My most popular blog post by far is one of the very first, in which I shared
some ideas about recycling. I don't know whether people hit it because they are looking for something else or whether they find it helpful - I'd like to know. If you read this and have visited that post, please leave a comment.
Since then I have been recycling more and more, and I am always looking for new materials. I thought I would collect some pictures and links here, hoping that people might find them useful. It will come in no particular order, but organised around a particular material or object. For instance, look what you can do with
buttons.
Here is what you can do with corrugated plastic from a candy box:
Here is some other things you can do with candy boxes:
Hats
Kitchen pots and pans
Door pediments
With single eye-drop containers you can do wine and milk bottles.

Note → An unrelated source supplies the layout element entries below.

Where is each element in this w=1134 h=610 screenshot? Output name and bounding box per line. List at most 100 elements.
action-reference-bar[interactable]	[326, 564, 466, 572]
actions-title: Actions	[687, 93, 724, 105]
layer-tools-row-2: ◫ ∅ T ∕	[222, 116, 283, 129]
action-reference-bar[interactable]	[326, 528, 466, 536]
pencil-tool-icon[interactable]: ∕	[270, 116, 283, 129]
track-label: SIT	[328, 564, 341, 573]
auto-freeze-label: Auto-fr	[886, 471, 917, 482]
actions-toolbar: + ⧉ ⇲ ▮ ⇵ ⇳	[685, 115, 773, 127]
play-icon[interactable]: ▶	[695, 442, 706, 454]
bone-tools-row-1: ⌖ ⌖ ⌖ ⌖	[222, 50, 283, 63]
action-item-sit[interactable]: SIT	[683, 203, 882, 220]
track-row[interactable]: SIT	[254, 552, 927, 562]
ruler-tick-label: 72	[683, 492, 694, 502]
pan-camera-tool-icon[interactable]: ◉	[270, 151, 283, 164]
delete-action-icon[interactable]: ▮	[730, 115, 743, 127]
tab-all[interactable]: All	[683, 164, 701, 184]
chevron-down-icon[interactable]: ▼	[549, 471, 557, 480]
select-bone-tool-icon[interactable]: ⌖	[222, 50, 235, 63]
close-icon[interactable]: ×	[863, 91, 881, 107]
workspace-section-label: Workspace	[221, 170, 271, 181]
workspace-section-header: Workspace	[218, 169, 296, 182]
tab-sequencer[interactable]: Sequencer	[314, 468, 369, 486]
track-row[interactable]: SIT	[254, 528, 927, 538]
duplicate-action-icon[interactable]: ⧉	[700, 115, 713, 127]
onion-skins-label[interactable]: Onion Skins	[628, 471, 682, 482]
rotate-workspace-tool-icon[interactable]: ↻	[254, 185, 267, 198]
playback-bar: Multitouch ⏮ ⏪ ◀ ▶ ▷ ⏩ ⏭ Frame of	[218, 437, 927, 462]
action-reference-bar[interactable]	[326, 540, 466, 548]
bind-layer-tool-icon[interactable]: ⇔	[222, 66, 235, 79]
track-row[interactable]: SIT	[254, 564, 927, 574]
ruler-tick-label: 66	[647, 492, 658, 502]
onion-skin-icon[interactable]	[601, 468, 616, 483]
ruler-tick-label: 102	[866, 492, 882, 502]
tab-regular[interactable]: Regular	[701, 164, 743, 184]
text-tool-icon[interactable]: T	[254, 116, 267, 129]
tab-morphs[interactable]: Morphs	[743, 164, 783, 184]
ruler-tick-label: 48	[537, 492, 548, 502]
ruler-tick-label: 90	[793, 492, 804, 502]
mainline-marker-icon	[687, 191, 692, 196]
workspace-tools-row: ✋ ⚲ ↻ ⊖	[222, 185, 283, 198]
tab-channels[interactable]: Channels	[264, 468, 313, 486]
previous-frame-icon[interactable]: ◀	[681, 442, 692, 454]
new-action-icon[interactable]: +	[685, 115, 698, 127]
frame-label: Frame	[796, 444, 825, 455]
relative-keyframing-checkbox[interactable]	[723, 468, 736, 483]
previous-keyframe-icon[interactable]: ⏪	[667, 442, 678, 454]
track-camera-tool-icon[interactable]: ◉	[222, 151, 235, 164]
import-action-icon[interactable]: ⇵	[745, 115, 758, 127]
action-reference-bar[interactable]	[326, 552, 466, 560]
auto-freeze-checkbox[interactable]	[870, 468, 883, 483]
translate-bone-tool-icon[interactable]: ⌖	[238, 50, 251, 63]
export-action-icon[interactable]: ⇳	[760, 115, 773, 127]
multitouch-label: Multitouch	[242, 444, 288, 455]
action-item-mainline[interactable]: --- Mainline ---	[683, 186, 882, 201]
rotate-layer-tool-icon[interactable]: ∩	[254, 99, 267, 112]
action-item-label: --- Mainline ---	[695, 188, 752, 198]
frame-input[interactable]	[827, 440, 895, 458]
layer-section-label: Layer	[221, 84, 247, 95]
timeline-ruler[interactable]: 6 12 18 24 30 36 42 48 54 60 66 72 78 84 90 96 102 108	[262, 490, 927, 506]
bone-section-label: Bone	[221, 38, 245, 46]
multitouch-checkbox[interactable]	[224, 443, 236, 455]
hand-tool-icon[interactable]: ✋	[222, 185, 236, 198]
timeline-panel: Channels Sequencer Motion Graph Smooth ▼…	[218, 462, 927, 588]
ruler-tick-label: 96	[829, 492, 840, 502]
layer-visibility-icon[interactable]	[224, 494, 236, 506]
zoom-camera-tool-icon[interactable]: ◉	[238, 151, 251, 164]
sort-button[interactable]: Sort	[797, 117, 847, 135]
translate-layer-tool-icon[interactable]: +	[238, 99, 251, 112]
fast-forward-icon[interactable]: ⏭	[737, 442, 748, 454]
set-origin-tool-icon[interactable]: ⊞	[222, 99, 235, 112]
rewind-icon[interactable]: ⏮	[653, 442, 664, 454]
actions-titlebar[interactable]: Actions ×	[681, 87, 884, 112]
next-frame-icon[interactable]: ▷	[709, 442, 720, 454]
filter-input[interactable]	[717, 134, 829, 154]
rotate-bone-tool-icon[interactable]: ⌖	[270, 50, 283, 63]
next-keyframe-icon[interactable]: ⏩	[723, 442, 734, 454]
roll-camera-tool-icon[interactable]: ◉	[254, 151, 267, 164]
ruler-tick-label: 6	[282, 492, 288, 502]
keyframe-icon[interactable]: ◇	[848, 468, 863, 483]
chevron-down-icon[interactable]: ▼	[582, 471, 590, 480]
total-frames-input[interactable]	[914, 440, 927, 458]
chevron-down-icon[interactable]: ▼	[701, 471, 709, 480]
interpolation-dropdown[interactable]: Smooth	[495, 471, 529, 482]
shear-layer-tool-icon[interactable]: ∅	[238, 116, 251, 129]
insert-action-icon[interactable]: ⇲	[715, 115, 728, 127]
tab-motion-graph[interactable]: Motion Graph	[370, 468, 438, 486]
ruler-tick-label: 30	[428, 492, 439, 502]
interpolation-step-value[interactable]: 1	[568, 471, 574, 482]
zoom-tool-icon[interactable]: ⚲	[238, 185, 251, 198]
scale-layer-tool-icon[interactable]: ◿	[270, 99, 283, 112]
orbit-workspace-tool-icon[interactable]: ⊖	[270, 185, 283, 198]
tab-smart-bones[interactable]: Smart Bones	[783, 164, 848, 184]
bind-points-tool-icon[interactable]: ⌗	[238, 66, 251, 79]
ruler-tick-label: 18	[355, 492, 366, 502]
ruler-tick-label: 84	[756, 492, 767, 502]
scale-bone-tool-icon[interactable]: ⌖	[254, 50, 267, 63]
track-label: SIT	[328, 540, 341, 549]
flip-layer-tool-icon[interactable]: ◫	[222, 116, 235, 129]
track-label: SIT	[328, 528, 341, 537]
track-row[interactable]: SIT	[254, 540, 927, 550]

And with eyedrop bottle caps you can make lamps (this is a
scene from Alice in Wonderland):
The bottle itself becomes a milk canister.
With large wooden beads you can make jam jars.
From fans you can make all kinds of things.
A pedestal.
A cradle. Or a modesty screen.
Spice bottle caps make showers:
Broken clock hands make fireplace tools:
Jewellery box lids make TV and computer screens. Here is a
whole room full of computers.
Toothpicks have a variety of potential. For instance, knitting needles.
Hard foam (the kind electronic appliances are packed in) are excellent to make
chimneys.
If you are throwing away an old printer or other device, there are all kinds of wheels and cogs and small bits that can be useful. Resistors make excellent food jars (this is a half-scale dresser):
From a metal toothpaste or tomato paste tube, you can make a lamp:
Envelope clips become door knobs (the door is, by the way,
made from thin card).
Plastic lids make great modernist tables and stools, with legs made from paper clips.
Champagne wire can be used for many things, including
bar chairs. My best invention is
kitchen hooks, but as you see I have also used it for handles.
Pen caps can be used to make wall sconces.
A fish hook becomes a chandelier. And the ceiling rose is a lid from a yogurt jar.
From beer bottle caps you can make pie forms, but also clocks.
And talking pie forms, trays from eye shadows are indispensable.
I think I will stop here. It was fun going through my old posts and pictures. Of course I haven't even mentioned things such as junk jewellery that can be used in scores of projects. I never buy card, but use old binders, and for window panes I use transparent plastic binders. I use chess pieces for lamp posts, table legs and ornaments. I use various bottle caps for almost anything, from fruit bowls to birthday cakes. Paper clips, cable clips, pen caps, medicine containers - everything comes handy.
But I also have a huge collection of rubbish that I have been saving for years and not figured out what to do with. It will be another post.